Local opinion is being ignored and Powys County Council’s cabinet is rolling over allowing the Welsh Government to hold them to ransom over the county’s controversial Local Development Plan (LDP), according to an AM.
Last week, the council’s cabinet approved updated changes to the LDP consultation report, following a public consultation on a number of ‘local search areas’ to be included in the plan, designated for solar and wind development.
Before a decision to approve the LDP, members were reminded the inclusion of the areas were in response to Welsh Government advice to incorporate them as part of the renewable energy policy in the LDP.
Despite opposition to approving the plan, it has been approved in front of 60 members of the public, and will be sent on to the planning inspector.
AM for Montgomeryshire Russell George has slammed the decision for the plan not to go to full council, and believes local opposition has been ignored and that PCC is “being held to ransom”.
He said: “Given the sweeping changes all councillors should have an opportunity to debate the merits of these further major changes to Powys’ LDP.
“The council’s tacit admission that more work is required to make this part of the plan should have been enough to require the Cabinet to recognise the seriousness of this issue and prompt it to trigger a call for a full council debate and a consensus direction on this matter.

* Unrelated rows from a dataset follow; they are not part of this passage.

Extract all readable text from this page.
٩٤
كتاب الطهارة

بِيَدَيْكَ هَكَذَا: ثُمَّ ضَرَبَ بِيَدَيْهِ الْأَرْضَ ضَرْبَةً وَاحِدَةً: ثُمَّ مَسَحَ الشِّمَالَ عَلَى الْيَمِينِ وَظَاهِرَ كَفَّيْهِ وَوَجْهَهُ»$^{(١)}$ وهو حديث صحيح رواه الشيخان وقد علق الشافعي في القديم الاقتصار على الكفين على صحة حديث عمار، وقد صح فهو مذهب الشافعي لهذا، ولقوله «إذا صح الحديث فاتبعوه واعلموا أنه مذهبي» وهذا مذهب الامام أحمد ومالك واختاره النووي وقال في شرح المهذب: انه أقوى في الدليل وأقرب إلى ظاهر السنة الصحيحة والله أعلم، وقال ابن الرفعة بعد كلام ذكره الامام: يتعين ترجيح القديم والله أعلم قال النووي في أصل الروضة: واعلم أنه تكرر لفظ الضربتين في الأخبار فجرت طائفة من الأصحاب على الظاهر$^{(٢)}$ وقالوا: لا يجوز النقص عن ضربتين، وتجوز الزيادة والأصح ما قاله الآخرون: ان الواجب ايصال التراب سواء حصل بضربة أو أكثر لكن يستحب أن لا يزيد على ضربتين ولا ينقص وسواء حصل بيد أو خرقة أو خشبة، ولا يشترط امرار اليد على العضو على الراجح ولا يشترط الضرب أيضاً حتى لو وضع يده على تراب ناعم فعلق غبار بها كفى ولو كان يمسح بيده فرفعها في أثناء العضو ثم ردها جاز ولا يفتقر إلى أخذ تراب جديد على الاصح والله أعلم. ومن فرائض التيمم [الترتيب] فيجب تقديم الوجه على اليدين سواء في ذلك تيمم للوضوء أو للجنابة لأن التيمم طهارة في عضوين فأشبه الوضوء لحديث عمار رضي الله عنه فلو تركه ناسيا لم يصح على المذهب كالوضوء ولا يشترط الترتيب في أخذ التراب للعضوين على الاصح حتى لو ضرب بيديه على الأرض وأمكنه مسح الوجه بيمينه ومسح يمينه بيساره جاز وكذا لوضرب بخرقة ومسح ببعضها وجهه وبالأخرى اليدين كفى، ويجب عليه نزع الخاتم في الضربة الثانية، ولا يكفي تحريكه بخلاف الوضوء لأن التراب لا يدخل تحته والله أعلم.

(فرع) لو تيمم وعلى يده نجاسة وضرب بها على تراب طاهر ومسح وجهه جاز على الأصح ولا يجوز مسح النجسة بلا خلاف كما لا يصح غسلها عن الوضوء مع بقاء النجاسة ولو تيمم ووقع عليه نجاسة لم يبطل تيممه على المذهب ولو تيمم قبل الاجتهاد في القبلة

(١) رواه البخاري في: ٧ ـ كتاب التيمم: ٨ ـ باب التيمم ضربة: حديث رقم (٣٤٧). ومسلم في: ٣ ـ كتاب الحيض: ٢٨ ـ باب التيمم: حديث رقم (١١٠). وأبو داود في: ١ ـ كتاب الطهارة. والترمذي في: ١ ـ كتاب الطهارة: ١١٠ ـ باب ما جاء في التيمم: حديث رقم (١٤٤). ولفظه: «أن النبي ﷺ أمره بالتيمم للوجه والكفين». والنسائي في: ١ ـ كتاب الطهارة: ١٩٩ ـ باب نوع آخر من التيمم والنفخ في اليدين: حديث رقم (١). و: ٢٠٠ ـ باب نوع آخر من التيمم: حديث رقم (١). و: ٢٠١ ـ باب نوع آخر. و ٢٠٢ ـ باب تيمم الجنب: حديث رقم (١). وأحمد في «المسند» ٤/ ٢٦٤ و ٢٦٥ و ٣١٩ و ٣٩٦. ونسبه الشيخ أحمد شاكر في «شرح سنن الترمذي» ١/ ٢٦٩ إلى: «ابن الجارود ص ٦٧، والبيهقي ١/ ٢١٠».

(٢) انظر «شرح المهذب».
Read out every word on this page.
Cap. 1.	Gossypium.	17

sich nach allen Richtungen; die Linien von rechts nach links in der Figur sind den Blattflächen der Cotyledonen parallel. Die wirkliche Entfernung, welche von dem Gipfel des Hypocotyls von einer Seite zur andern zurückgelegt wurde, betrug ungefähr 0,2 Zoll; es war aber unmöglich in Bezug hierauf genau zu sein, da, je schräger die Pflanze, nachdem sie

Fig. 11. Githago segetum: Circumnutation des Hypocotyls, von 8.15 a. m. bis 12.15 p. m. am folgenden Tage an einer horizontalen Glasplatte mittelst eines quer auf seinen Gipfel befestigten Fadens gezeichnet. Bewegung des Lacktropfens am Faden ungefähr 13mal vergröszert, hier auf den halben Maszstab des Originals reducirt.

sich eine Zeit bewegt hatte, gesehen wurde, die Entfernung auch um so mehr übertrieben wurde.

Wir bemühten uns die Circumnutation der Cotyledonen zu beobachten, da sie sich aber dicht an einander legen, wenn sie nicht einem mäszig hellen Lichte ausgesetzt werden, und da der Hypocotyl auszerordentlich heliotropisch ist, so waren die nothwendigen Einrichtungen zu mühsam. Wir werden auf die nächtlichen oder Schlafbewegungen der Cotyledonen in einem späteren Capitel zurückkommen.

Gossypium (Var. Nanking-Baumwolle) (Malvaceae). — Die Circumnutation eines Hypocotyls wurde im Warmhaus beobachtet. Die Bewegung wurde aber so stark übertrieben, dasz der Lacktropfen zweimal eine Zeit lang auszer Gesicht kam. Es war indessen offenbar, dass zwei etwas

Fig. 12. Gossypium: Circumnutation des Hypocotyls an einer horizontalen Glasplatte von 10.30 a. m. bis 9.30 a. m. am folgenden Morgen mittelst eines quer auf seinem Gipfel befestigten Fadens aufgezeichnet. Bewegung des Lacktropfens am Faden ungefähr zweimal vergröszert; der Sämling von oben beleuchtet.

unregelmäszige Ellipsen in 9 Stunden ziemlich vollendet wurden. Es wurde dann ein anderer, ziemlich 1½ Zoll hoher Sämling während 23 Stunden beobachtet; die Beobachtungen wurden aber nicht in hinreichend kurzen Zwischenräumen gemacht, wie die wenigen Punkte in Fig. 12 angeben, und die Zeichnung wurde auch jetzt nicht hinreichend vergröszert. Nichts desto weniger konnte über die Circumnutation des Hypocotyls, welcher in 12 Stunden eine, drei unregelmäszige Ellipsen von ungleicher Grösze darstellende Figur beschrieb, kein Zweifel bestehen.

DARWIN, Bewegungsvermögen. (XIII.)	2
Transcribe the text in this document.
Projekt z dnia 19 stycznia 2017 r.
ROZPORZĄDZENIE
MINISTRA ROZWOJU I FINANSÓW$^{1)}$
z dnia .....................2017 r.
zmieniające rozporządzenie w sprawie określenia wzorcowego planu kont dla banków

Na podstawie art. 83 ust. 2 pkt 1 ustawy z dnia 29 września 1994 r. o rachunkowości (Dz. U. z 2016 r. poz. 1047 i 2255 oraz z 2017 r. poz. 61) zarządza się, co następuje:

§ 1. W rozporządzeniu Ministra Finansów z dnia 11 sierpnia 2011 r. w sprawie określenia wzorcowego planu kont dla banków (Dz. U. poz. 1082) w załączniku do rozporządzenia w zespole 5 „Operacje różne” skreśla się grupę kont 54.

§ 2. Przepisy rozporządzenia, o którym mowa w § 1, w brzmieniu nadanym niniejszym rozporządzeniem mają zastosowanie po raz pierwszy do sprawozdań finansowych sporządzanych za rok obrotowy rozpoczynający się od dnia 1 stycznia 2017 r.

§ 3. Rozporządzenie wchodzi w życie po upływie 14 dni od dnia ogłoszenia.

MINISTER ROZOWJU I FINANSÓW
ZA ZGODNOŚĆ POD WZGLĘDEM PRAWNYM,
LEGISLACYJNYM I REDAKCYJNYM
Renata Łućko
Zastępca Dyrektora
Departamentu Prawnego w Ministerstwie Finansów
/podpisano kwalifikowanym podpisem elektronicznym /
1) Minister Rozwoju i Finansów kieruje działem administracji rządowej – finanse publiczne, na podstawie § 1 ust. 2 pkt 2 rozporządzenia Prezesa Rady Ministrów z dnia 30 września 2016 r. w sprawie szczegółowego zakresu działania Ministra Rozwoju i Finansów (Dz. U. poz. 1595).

“In reality, and despite massive local opposition to this policy, local opinion has not only been ignored but become totally irrelevant. The cabinet’s decision to roll over and allow the Welsh Government to hold the council to ransom represents a charter to encourage major developments of this kind anywhere across Powys, possibly even across any part of Wales at the whim of the Welsh Government, regardless of local circumstances or opinion.”
A plan of LSA’s show a higher number of areas designated for wind energy in Radnorshire, and two large areas of Montgomeryshire designated for solar energy production.
These geographically defined areas will add an additional 600MW from the county’s onshore wind and solar resources, will cover more than 100,000 hectares and are in addition to existing search areas.
Within the consultation on the changes to the LDP, there were 741 representations, of which the mahority were ralted to solar and wind.
Cllr Graham Brown said PCC’s cabinet had wrongly become the ‘bad boys’ in this.
He said: “It’s smoke and mirrors intended to get its (the Welsh Government’s) own way.
“There is a feeling that we have now become the bad boys but it’s not us – we have to dance to the tune of the Welsh Government but we need to put it at their doorstep.
“We are having to introduce this to our LDP to satisfy the threat that’s coming from Welsh Government because we know that if we don’t include it into our LDP it’s going to be rejected.”
Peter Morris, the council’s professional lead on planning, recommended in the meeting the cabinet agree to undertake more work on renewable energy as quickly as possible, and the public needed to have sight of it.
The LDP will now go before the planning inspector, with the process beginning in February.
Councillors have argued the plan should come back before full council, which it will, but only to approve it, not to discuss or change it.
The council’s solicitor told cabinet members that making changes after the further focussed changes had been approved was very limited, prompting Conservative Leader Aled Davies to call for the plan to be rejected.
Cllr Stephen Hayes said if the plan was not taken to the next stage, it would leave Powys open to unmanaged development.
He added: “It does feel as if we are in one of those rooms in a nightmare where the walls start to move closer together.
“People have raised concerns about the degree of influence and control the government has on what should be a local process. The dilemma here for us today is that if we don’t take this LDP process to the next stage, we risk leaving the county without a development plan into the future.
“It’s difficult to balance the importance of renewable energy against that risk but the risk of unmanaged development is a serious one. I do think we need to have an LDP as soon as possible.”
Six councillors voted through the LDP with one abstention. A pre-hearing with the inspector, Nicola Gulley, will take place on February 7.